The paper also acknowledges limitations. Errors from any specialist (e.g., mis‑detected depth or incorrect emotion label) can propagate into the final caption. The multi‑stage pipeline incurs higher inference latency compared to end‑to‑end caption generators. Moreover, the current work focuses on static images; extending the approach to video streams, where temporal consistency of attributes matters, remains an open challenge.

Future directions suggested include (a) confidence‑aware fusion of specialist outputs to mitigate error propagation, (b) tighter integration of visual and language modules via multimodal attention mechanisms, and (c) adaptation of the framework to video captioning and interactive embodied agents.

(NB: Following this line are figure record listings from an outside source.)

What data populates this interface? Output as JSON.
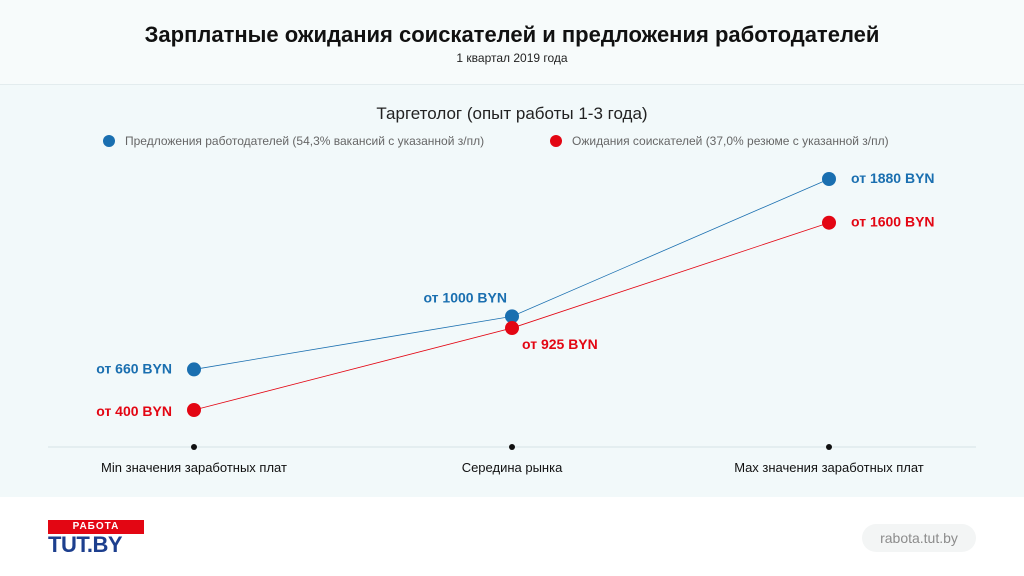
{
  "header": {
    "title": "Зарплатные ожидания соискателей и предложения работодателей",
    "subtitle": "1 квартал 2019 года"
  },
  "chart_data": {
    "type": "line",
    "title": "Таргетолог (опыт работы 1-3 года)",
    "categories": [
      "Min значения заработных плат",
      "Середина рынка",
      "Max значения заработных плат"
    ],
    "series": [
      {
        "name": "Предложения работодателей (54,3% вакансий с указанной з/пл)",
        "values": [
          660,
          1000,
          1880
        ],
        "labels": [
          "от 660 BYN",
          "от 1000 BYN",
          "от 1880 BYN"
        ],
        "color": "#1a6fb0"
      },
      {
        "name": "Ожидания соискателей (37,0% резюме с указанной з/пл)",
        "values": [
          400,
          925,
          1600
        ],
        "labels": [
          "от 400 BYN",
          "от 925 BYN",
          "от 1600 BYN"
        ],
        "color": "#e30613"
      }
    ],
    "grid": false,
    "legend": "top"
  },
  "footer": {
    "logo_top": "РАБОТА",
    "logo_bottom": "TUT.BY",
    "site": "rabota.tut.by"
  }
}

In summary, EDC demonstrates that enriching image captions with fine‑grained visual attributes and explicit relational information—extracted from specialized vision models and assembled by a large language model—substantially boosts the perceptual and reasoning capabilities of large multimodal models. The approach offers a scalable, extensible pathway to generate high‑quality training data, thereby advancing the state of the art in vision‑language alignment.